Okwui Enwezor will co-curate a major survey of works by the Ghanaian artist El Anatsui at Munich’s Haus der Kunst next month less than a year after a dispute with the museum management over the institution’s finances. Along with the art historian Chika Okeke-Agulu, Enwezor will present the largest ever survey of Anatsui’s work (Triumphant Scale, 8 March-28 July) including several of his signature bottle-cap sculptures. The show is due to tour to Mathaf: Arab Museum of Modern Art in Doha in the autumn.
Enwezor stepped down as the artistic director of Haus der Kunst last June because of ill health. He later defended himself against accusations of financial mismanagement of the museum after Bernhard Spies, the institution’s commercial director, said that Enwezor’s ambitious exhibition programme was largely responsible for a substantial financial shortfall.

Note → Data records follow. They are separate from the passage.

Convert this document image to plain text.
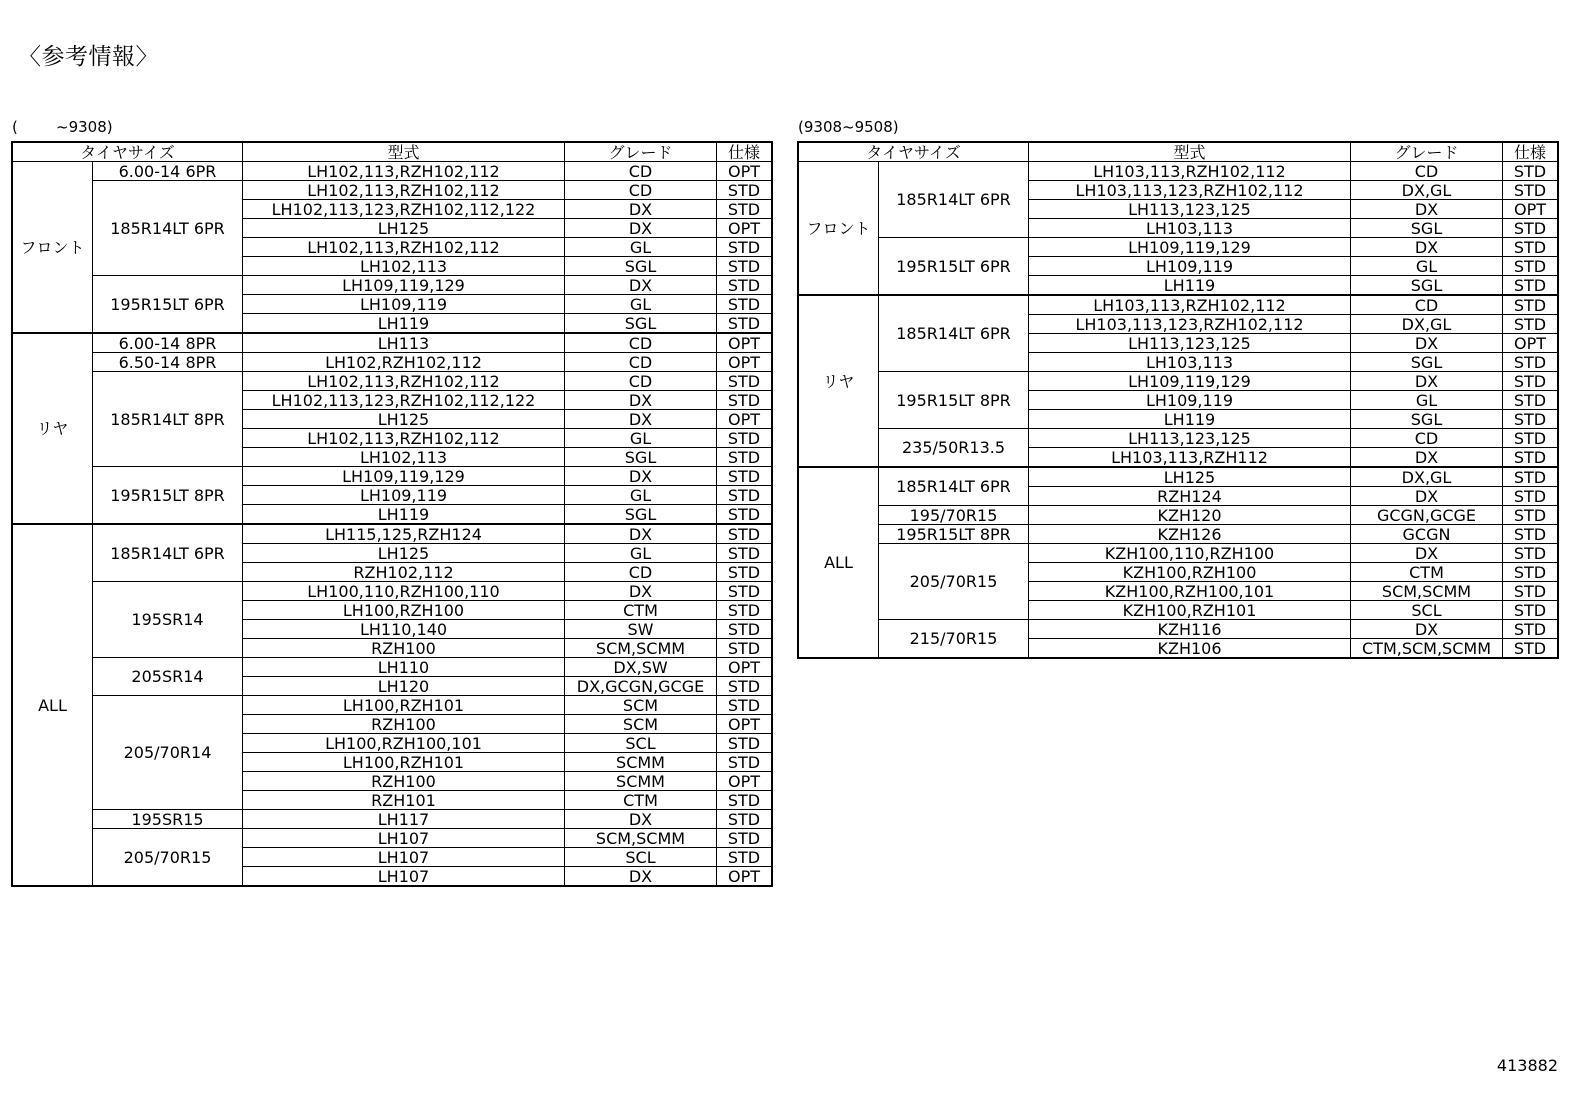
〈参考情報〉
(        ~9308)
タイヤサイズ		型式	グレード	仕様
フロント	6.00-14 6PR	LH102,113,RZH102,112	CD	OPT
	185R14LT 6PR	LH102,113,RZH102,112	CD	STD
		LH102,113,123,RZH102,112,122	DX	STD
		LH125	DX	OPT
		LH102,113,RZH102,112	GL	STD
		LH102,113	SGL	STD
	195R15LT 6PR	LH109,119,129	DX	STD
		LH109,119	GL	STD
		LH119	SGL	STD
リヤ	6.00-14 8PR	LH113	CD	OPT
	6.50-14 8PR	LH102,RZH102,112	CD	OPT
	185R14LT 8PR	LH102,113,RZH102,112	CD	STD
		LH102,113,123,RZH102,112,122	DX	STD
		LH125	DX	OPT
		LH102,113,RZH102,112	GL	STD
		LH102,113	SGL	STD
	195R15LT 8PR	LH109,119,129	DX	STD
		LH109,119	GL	STD
		LH119	SGL	STD
ALL	185R14LT 6PR	LH115,125,RZH124	DX	STD
		LH125	GL	STD
		RZH102,112	CD	STD
	195SR14	LH100,110,RZH100,110	DX	STD
		LH100,RZH100	CTM	STD
		LH110,140	SW	STD
		RZH100	SCM,SCMM	STD
	205SR14	LH110	DX,SW	OPT
		LH120	DX,GCGN,GCGE	STD
	205/70R14	LH100,RZH101	SCM	STD
		RZH100	SCM	OPT
		LH100,RZH100,101	SCL	STD
		LH100,RZH101	SCMM	STD
		RZH100	SCMM	OPT
		RZH101	CTM	STD
	195SR15	LH117	DX	STD
	205/70R15	LH107	SCM,SCMM	STD
		LH107	SCL	STD
		LH107	DX	OPT
(9308~9508)
タイヤサイズ		型式	グレード	仕様
フロント	185R14LT 6PR	LH103,113,RZH102,112	CD	STD
		LH103,113,123,RZH102,112	DX,GL	STD
		LH113,123,125	DX	OPT
		LH103,113	SGL	STD
	195R15LT 6PR	LH109,119,129	DX	STD
		LH109,119	GL	STD
		LH119	SGL	STD
リヤ	185R14LT 6PR	LH103,113,RZH102,112	CD	STD
		LH103,113,123,RZH102,112	DX,GL	STD
		LH113,123,125	DX	OPT
		LH103,113	SGL	STD
	195R15LT 8PR	LH109,119,129	DX	STD
		LH109,119	GL	STD
		LH119	SGL	STD
	235/50R13.5	LH113,123,125	CD	STD
		LH103,113,RZH112	DX	STD
ALL	185R14LT 6PR	LH125	DX,GL	STD
		RZH124	DX	STD
	195/70R15	KZH120	GCGN,GCGE	STD
	195R15LT 8PR	KZH126	GCGN	STD
	205/70R15	KZH100,110,RZH100	DX	STD
		KZH100,RZH100	CTM	STD
		KZH100,RZH100,101	SCM,SCMM	STD
		KZH100,RZH101	SCL	STD
	215/70R15	KZH116	DX	STD
		KZH106	CTM,SCM,SCMM	STD
413882
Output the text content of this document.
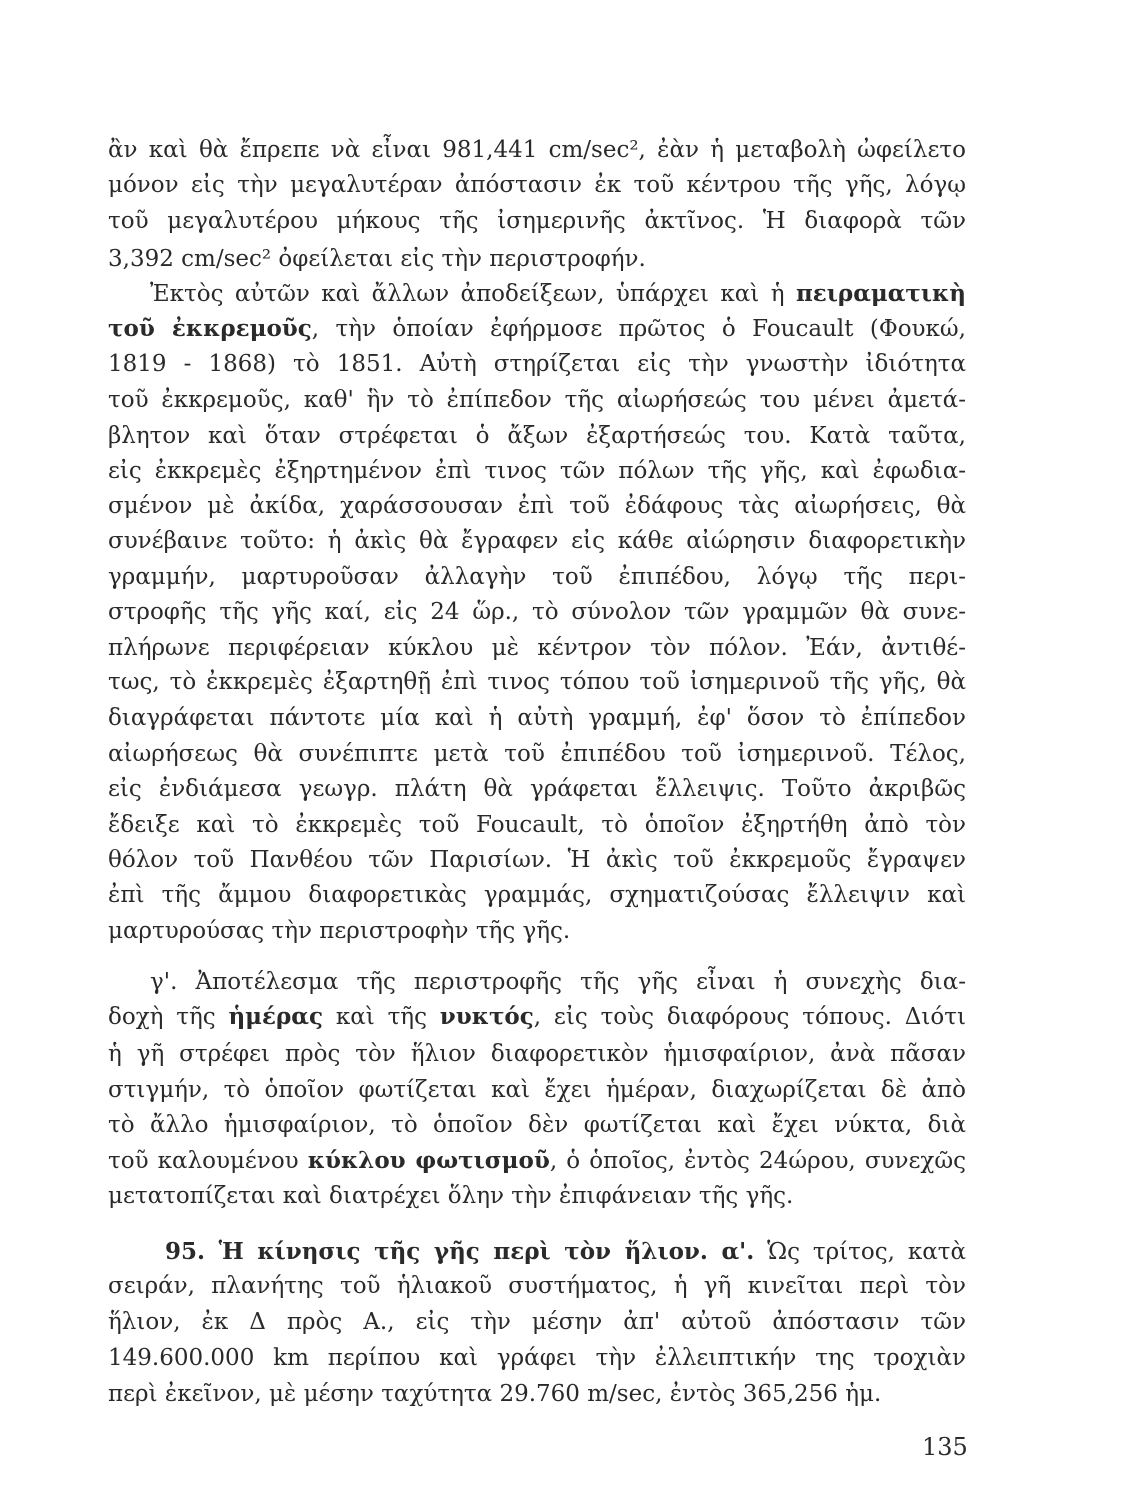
ἂν καὶ θὰ ἔπρεπε νὰ εἶναι 981,441 cm/sec², ἐὰν ἡ μεταβολὴ ὠφείλετο
μόνον εἰς τὴν μεγαλυτέραν ἀπόστασιν ἐκ τοῦ κέντρου τῆς γῆς, λόγῳ
τοῦ μεγαλυτέρου μήκους τῆς ἰσημερινῆς ἀκτῖνος. Ἡ διαφορὰ τῶν
3,392 cm/sec² ὀφείλεται εἰς τὴν περιστροφήν.
Ἐκτὸς αὐτῶν καὶ ἄλλων ἀποδείξεων, ὑπάρχει καὶ ἡ πειραματικὴ
τοῦ ἐκκρεμοῦς, τὴν ὁποίαν ἐφήρμοσε πρῶτος ὁ Foucault (Φουκώ,
1819 - 1868) τὸ 1851. Αὐτὴ στηρίζεται εἰς τὴν γνωστὴν ἰδιότητα
τοῦ ἐκκρεμοῦς, καθ' ἣν τὸ ἐπίπεδον τῆς αἰωρήσεώς του μένει ἀμετά-
βλητον καὶ ὅταν στρέφεται ὁ ἄξων ἐξαρτήσεώς του. Κατὰ ταῦτα,
εἰς ἐκκρεμὲς ἐξηρτημένον ἐπὶ τινος τῶν πόλων τῆς γῆς, καὶ ἐφωδια-
σμένον μὲ ἀκίδα, χαράσσουσαν ἐπὶ τοῦ ἐδάφους τὰς αἰωρήσεις, θὰ
συνέβαινε τοῦτο: ἡ ἀκὶς θὰ ἔγραφεν εἰς κάθε αἰώρησιν διαφορετικὴν
γραμμήν, μαρτυροῦσαν ἀλλαγὴν τοῦ ἐπιπέδου, λόγῳ τῆς περι-
στροφῆς τῆς γῆς καί, εἰς 24 ὥρ., τὸ σύνολον τῶν γραμμῶν θὰ συνε-
πλήρωνε περιφέρειαν κύκλου μὲ κέντρον τὸν πόλον. Ἐάν, ἀντιθέ-
τως, τὸ ἐκκρεμὲς ἐξαρτηθῇ ἐπὶ τινος τόπου τοῦ ἰσημερινοῦ τῆς γῆς, θὰ
διαγράφεται πάντοτε μία καὶ ἡ αὐτὴ γραμμή, ἐφ' ὅσον τὸ ἐπίπεδον
αἰωρήσεως θὰ συνέπιπτε μετὰ τοῦ ἐπιπέδου τοῦ ἰσημερινοῦ. Τέλος,
εἰς ἐνδιάμεσα γεωγρ. πλάτη θὰ γράφεται ἔλλειψις. Τοῦτο ἀκριβῶς
ἔδειξε καὶ τὸ ἐκκρεμὲς τοῦ Foucault, τὸ ὁποῖον ἐξηρτήθη ἀπὸ τὸν
θόλον τοῦ Πανθέου τῶν Παρισίων. Ἡ ἀκὶς τοῦ ἐκκρεμοῦς ἔγραψεν
ἐπὶ τῆς ἄμμου διαφορετικὰς γραμμάς, σχηματιζούσας ἔλλειψιν καὶ
μαρτυρούσας τὴν περιστροφὴν τῆς γῆς.
γ'. Ἀποτέλεσμα τῆς περιστροφῆς τῆς γῆς εἶναι ἡ συνεχὴς δια-
δοχὴ τῆς ἡμέρας καὶ τῆς νυκτός, εἰς τοὺς διαφόρους τόπους. Διότι
ἡ γῆ στρέφει πρὸς τὸν ἥλιον διαφορετικὸν ἡμισφαίριον, ἀνὰ πᾶσαν
στιγμήν, τὸ ὁποῖον φωτίζεται καὶ ἔχει ἡμέραν, διαχωρίζεται δὲ ἀπὸ
τὸ ἄλλο ἡμισφαίριον, τὸ ὁποῖον δὲν φωτίζεται καὶ ἔχει νύκτα, διὰ
τοῦ καλουμένου κύκλου φωτισμοῦ, ὁ ὁποῖος, ἐντὸς 24ώρου, συνεχῶς
μετατοπίζεται καὶ διατρέχει ὅλην τὴν ἐπιφάνειαν τῆς γῆς.
95. Ἡ κίνησις τῆς γῆς περὶ τὸν ἥλιον. α'. Ὡς τρίτος, κατὰ
σειράν, πλανήτης τοῦ ἡλιακοῦ συστήματος, ἡ γῆ κινεῖται περὶ τὸν
ἥλιον, ἐκ Δ πρὸς Α., εἰς τὴν μέσην ἀπ' αὐτοῦ ἀπόστασιν τῶν
149.600.000 km περίπου καὶ γράφει τὴν ἐλλειπτικήν της τροχιὰν
περὶ ἐκεῖνον, μὲ μέσην ταχύτητα 29.760 m/sec, ἐντὸς 365,256 ἡμ.
135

Anatsui will unveil new sculptures in the show and a large-scale work on the façade of the museum. “This survey will occupy the museum’s entire East Wing and encompass every media in the artist’s prodigious fifty-year career,” says a museum statement. The exhibition will also include wood sculptures and wall reliefs dating from the mid-1970s to the late 1990s and ceramic sculptures of the late 1970s, along with drawings, prints, and books.
Anatsui told the BBC in 2015: “I think that in sculpture you can subsume all the other areas of art, like painting, because sculpture can also engage with colour.” The same year he received the Golden Lion for Lifetime Achievement at the Venice Biennale which was organised by Enwezor, who was the first African curator of the 124-year-old exhibition.
UPDATE (21 February): The Bavarian State Minister of the Arts and chairman of the supervisory board of the Haus der Kunst, Bernd Sibler, has announced that a finding committee comprising five members including Nicholas Serota, former Tate director, and Doryun Chong, the chief curator of M+ in Hong Kong, will seek a new artistic director. "With the necessary degree of calmness, we want to find a perfectly qualified expert. The finding committee can take all the time it needs," Sibler says.